Planning for our workshop later this month has made me more attentive to the dialog that goes on in my head when I'm out shooting. Or rather, because I'm planning a workshop, I've started a dialog in my head to try and articulate what it is I'm observing in myself when I'm out shooting.
One of the places I visit a couple of times a week is Montlake Fill, about a mile from my house. It's one of the premier birding spots in the city, a former landfill that has an abundance of shoreline and brushy habitats. I always have my binoculars and my camera when I visit and, although looking for birds and looking for photographs are different ways to be in the landscape, I have no trouble flipping from one modality to the other.
Perhaps it is because I stand in these brushy spots for long periods of time looking for birds, the environment has embedded itself into my brain in a deep way. I engage the density of the landscape, and I find myself looking for ways to organize the complexity through the viewfinder.
These places pretty much look the same, just another messy, brushy place. Why do I stop at one spot, and not another? What draws me in?
It's not like I do any kind of preparatory ritual before I go out into the world. I don't meditate for an hour beforehand to open up my consciousness or cleanse my chakras. I don't have any kind of practice of that sort. Some people around me wish that I did. Ask Robin—I'm annoyingly absent minded most of the time. What does key me in is the camera, and I can, reasonably quickly and without thinking about it, zone into my surroundings intently just by looking through the viewfinder.
There's a signaling mechanism at work, and the best way I can describe it is that it's visceral. I feel it in my body. It's almost like a gravitational pull, and then I can go very deep, very fast. This arrangement of messy, twiggy brushy places, for whatever reason (and I don't particularly want to know the reason, I just trust that there's something there that I need to work on), pulls me in and I do a short dive into another kind of attention. I may see a particularly attractive combination of textures and that starts it, but I try and quickly move past the obvious photo in front of me. I'm seeing the frame, but I'm not composing exactly, I'm responding to the arrangement of shapes, now an abstraction, almost something apart from the real world I'm obviously engaged with. I feel a signal to press the shutter, and I do. It's like feeling warmer or cooler—this way's better, this way's worse, but I have no idea why. I let myself be guided by this intuitive directionality about where I should be shooting.
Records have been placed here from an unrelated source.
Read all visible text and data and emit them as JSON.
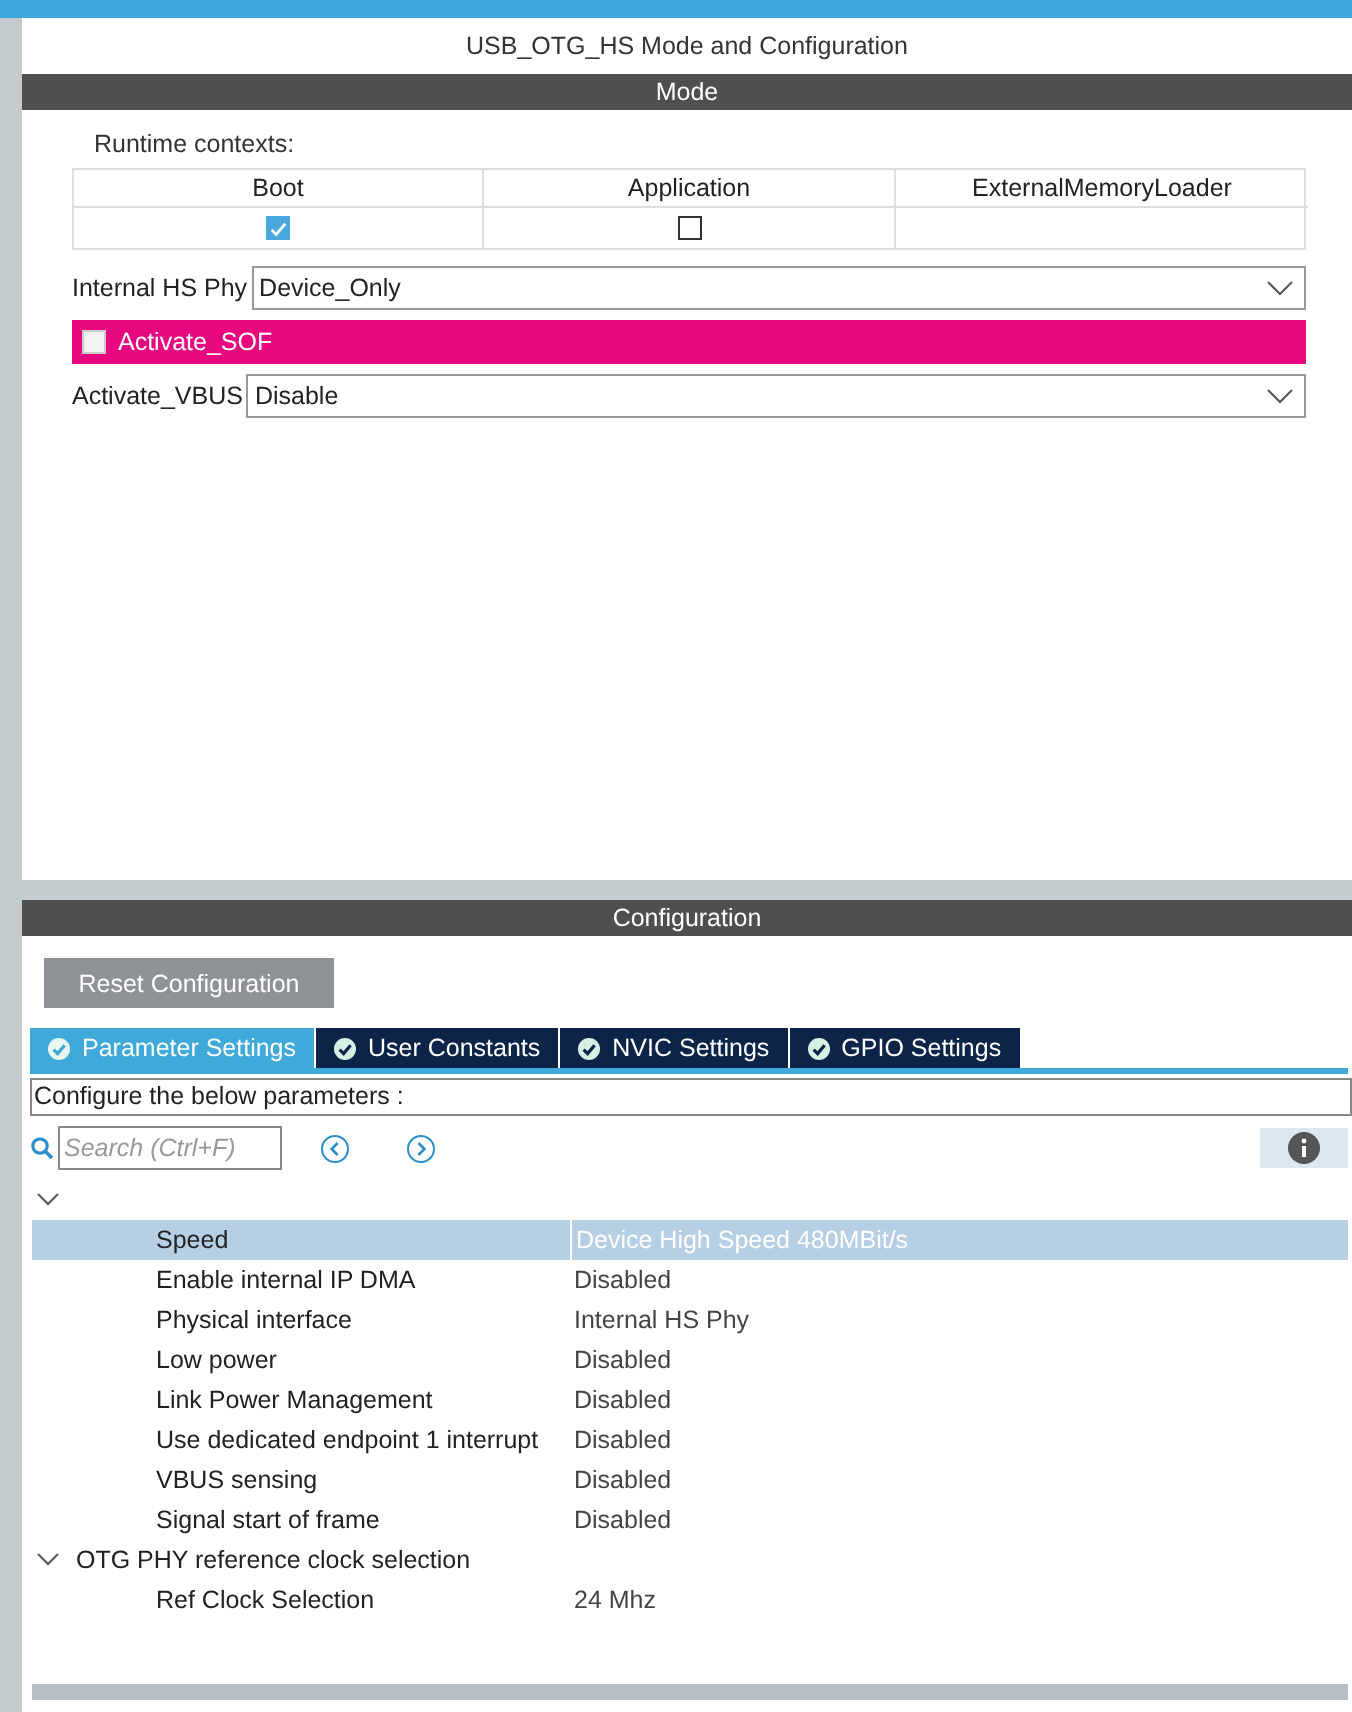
{
  "panel_title": "USB_OTG_HS Mode and Configuration",
  "mode": {
    "header": "Mode",
    "runtime_label": "Runtime contexts:",
    "contexts": [
      {
        "label": "Boot",
        "kind": "checkbox",
        "checked": true
      },
      {
        "label": "Application",
        "kind": "checkbox",
        "checked": false
      },
      {
        "label": "ExternalMemoryLoader",
        "kind": "none"
      }
    ],
    "settings": [
      {
        "kind": "select",
        "label": "Internal HS Phy",
        "value": "Device_Only"
      },
      {
        "kind": "checkbox",
        "label": "Activate_SOF",
        "checked": false,
        "highlighted": true
      },
      {
        "kind": "select",
        "label": "Activate_VBUS",
        "value": "Disable"
      }
    ]
  },
  "configuration": {
    "header": "Configuration",
    "reset_button": "Reset Configuration",
    "tabs": [
      {
        "label": "Parameter Settings",
        "selected": true
      },
      {
        "label": "User Constants",
        "selected": false
      },
      {
        "label": "NVIC Settings",
        "selected": false
      },
      {
        "label": "GPIO Settings",
        "selected": false
      }
    ],
    "description": "Configure the below parameters :",
    "search": {
      "placeholder": "Search (Ctrl+F)"
    },
    "tree": [
      {
        "expanded": true,
        "children": [
          {
            "name": "Speed",
            "value": "Device High Speed 480MBit/s",
            "selected": true
          },
          {
            "name": "Enable internal IP DMA",
            "value": "Disabled",
            "selected": false
          },
          {
            "name": "Physical interface",
            "value": "Internal HS Phy",
            "selected": false
          },
          {
            "name": "Low power",
            "value": "Disabled",
            "selected": false
          },
          {
            "name": "Link Power Management",
            "value": "Disabled",
            "selected": false
          },
          {
            "name": "Use dedicated endpoint 1 interrupt",
            "value": "Disabled",
            "selected": false
          },
          {
            "name": "VBUS sensing",
            "value": "Disabled",
            "selected": false
          },
          {
            "name": "Signal start of frame",
            "value": "Disabled",
            "selected": false
          }
        ]
      },
      {
        "label": "OTG PHY reference clock selection",
        "expanded": true,
        "children": [
          {
            "name": "Ref Clock Selection",
            "value": "24 Mhz",
            "selected": false
          }
        ]
      }
    ]
  }
}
Lately I've been shooting fewer frames than I used to in these brief reveries in the brush, and going in and out of the state quicker. At the same time I've been consciously directing my attention toward a deeper complexity of form, layering the image, sometimes mashing leaves and sticks against the lens, and letting the image get messier and less coherent. I want to see photographs that I haven't seen before. It means I'm missing the mark more times than I hit it.
Which is fine. It is how I force growth. I allow a lot of room to fail.
The act of shooting is not the time to judge how you're doing. I never look at the screen while I'm taking pictures, except a quick glance at the histogram every now and again to make sure it's humped in the right place. I don't need nor want to know what I just did. I want to be available for what hasn't happened yet, and I cannot if my attention is elsewhere. I don't see the photographs until I load them onto the computer.
I want to make clear that I don't work this way only when I'm out in the landscape. It's pretty much how I make all my photographs, albeit with a lot more attention to making something happen that I know will work when I've got a client footing the bill. I depend on an intuitive, visceral approach for nearly all the work I do.
Yes it's visceral and intuitive. But it's visceral and intuitive based on 45 years of picture-taking. You have extremely well informed viscera.